Eran
las cuatro de la mañana. Ya era sábado. Caminaba por 18 de Julio y me encontré
con un hombre vestido de uniforme azul que lavaba la vereda con una manguera.
Todavía había gente caminando, pero muy poca. Contra el cordón había un camión
cisterna estacionado. Cuando llegué a donde estaba el hombre lo miré con más
atención. Vi su cara mirando al suelo, su mirada ausente. Tenía puestos unos
auriculares blancos. Me frené a unos metros porque justo él estaba tirando un
chorro de agua.

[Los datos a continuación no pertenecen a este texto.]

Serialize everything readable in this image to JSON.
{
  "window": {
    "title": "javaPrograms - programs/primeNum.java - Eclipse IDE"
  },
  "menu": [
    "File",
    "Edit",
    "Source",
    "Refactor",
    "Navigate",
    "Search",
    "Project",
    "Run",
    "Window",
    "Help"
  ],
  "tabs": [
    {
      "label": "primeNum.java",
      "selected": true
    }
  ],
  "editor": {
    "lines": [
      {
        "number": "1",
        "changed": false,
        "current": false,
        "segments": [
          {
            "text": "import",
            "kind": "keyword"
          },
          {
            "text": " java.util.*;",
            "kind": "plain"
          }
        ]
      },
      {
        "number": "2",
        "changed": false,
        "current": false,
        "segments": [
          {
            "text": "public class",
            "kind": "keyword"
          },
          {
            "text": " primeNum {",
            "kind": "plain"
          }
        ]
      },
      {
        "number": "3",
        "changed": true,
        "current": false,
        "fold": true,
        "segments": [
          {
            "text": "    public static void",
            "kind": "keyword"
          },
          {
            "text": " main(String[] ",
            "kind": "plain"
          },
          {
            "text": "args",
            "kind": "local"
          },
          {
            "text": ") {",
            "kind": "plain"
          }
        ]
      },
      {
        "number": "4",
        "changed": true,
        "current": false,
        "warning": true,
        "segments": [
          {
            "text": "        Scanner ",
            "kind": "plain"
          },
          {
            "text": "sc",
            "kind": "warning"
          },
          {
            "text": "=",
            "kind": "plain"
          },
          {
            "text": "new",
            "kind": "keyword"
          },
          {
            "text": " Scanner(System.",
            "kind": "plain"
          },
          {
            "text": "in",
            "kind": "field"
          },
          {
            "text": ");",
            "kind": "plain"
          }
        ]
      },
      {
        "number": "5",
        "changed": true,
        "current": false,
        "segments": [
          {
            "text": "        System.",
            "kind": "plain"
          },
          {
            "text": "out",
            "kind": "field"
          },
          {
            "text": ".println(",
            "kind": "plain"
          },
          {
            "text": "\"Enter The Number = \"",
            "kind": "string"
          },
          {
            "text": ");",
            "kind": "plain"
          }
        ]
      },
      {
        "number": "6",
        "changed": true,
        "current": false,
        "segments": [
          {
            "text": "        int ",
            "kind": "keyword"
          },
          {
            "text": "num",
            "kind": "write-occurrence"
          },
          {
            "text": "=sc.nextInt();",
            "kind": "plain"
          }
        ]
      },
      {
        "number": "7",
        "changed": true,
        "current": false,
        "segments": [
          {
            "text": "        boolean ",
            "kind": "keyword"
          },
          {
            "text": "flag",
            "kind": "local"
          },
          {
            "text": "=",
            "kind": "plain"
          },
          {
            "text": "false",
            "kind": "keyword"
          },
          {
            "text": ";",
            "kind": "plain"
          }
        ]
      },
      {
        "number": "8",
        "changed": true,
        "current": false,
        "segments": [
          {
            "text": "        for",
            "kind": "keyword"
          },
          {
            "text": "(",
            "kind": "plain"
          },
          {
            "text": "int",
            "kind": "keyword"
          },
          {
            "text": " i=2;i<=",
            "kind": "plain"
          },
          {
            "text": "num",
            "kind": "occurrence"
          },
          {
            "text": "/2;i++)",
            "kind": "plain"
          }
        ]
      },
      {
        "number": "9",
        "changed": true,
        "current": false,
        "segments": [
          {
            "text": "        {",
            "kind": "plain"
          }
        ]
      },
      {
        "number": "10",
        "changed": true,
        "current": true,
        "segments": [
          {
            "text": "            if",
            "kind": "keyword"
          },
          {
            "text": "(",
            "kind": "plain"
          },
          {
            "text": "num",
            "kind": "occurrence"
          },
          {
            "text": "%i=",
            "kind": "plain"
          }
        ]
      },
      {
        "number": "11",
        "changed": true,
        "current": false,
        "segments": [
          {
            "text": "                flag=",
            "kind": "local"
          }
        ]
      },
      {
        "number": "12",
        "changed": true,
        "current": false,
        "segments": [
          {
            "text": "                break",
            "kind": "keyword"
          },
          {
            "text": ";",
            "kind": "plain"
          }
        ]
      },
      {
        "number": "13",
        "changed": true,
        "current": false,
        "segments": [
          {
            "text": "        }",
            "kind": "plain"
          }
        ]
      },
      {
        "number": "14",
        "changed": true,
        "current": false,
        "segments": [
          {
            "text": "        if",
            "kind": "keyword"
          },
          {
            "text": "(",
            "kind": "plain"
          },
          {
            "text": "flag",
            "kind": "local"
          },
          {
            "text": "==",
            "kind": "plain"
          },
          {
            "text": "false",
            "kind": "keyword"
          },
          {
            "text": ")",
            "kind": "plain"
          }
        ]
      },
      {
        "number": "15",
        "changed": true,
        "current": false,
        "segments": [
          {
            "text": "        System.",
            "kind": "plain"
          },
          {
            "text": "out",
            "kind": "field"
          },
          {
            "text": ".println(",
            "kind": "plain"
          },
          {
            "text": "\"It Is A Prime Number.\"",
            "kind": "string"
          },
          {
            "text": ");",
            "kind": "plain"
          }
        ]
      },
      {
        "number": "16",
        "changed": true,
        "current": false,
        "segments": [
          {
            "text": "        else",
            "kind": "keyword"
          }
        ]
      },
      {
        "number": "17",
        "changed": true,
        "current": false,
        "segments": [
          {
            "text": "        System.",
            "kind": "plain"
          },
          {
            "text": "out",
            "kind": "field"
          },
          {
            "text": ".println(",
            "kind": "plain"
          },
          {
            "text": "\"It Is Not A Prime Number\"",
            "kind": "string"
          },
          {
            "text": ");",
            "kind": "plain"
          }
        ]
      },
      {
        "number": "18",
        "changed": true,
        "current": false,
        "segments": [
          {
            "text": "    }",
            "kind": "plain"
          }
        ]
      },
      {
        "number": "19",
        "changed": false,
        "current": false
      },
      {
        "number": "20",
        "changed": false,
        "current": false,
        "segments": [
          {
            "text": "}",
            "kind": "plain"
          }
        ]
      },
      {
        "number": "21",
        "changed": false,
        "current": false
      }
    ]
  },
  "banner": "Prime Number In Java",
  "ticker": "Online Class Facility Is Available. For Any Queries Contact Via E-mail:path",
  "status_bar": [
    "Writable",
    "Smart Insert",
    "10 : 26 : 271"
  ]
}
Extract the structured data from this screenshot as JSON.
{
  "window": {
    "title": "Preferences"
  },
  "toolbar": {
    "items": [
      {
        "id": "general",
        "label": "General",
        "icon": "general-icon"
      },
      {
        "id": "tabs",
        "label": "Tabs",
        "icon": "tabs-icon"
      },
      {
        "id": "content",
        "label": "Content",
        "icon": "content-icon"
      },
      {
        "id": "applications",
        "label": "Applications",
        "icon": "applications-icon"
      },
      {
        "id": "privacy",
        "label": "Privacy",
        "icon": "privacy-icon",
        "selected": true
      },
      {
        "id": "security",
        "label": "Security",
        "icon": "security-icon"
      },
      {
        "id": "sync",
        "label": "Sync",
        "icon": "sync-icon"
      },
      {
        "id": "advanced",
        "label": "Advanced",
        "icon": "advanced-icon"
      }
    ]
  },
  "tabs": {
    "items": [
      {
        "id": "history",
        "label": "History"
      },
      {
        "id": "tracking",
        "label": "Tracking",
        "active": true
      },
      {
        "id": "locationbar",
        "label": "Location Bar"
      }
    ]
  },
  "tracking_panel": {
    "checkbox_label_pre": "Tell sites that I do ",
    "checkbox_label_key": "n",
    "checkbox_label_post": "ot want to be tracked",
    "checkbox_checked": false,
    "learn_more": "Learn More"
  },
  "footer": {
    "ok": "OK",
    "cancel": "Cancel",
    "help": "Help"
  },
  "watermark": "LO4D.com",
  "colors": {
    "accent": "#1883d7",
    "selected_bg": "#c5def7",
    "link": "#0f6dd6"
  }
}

Cuando me vio detenido me miró a los ojos; hizo ese gesto
mecánico que hacen los conductores de autos cuando están doblando en una calle
con semáforo en verde y te dejan pasar. Pasé. Buenas noches, le dije. Buenas
noches, me contestó. Por mi izquierda pasaban tres adolescentes borrachas caminando con la dificultad que se auto imponen
al usar zapatos con plataformas de diez
centímetros. Venían riéndose a los gritos, felices. Ahí fue cuando me di cuenta
que ese tipo hastiado, con la manguera y el uniforme, haciendo ese trabajo un
sábado a esa hora mientras los demás se divertían, me recordaba al personaje de
Bukowski –a Bukowski mismo- y sus anécdotas trabajando de cartero. Me dio ganas
de frenar y decirle al tipo que en una de esas, en el futuro, él va a ser un
mal escritor que influencie a varias generaciones de escritores.
Pero
no lo hice. Me dediqué a mirar el agua que se esparcía por entre las baldosas
luego de que el tipo siguiera lavando la vereda. El agua pasaba por mi costado
y por el espacio entre mis piernas. Avanzaba, lentamente, como marcándome el
camino a seguir hasta llegar a mi casa. El agua nunca alcanzó a las
adolescentes felices que ya caminaban más adelante. En ese momento me pareció
razonable que no las alcanzara. La felicidad, incluso la simbólica y
provisoria, no es para todos. La amargura del tipo que limpiaba y mi amargura empática,
tampoco. Hay muchos sábados de madrugada cada sábado de madrugada.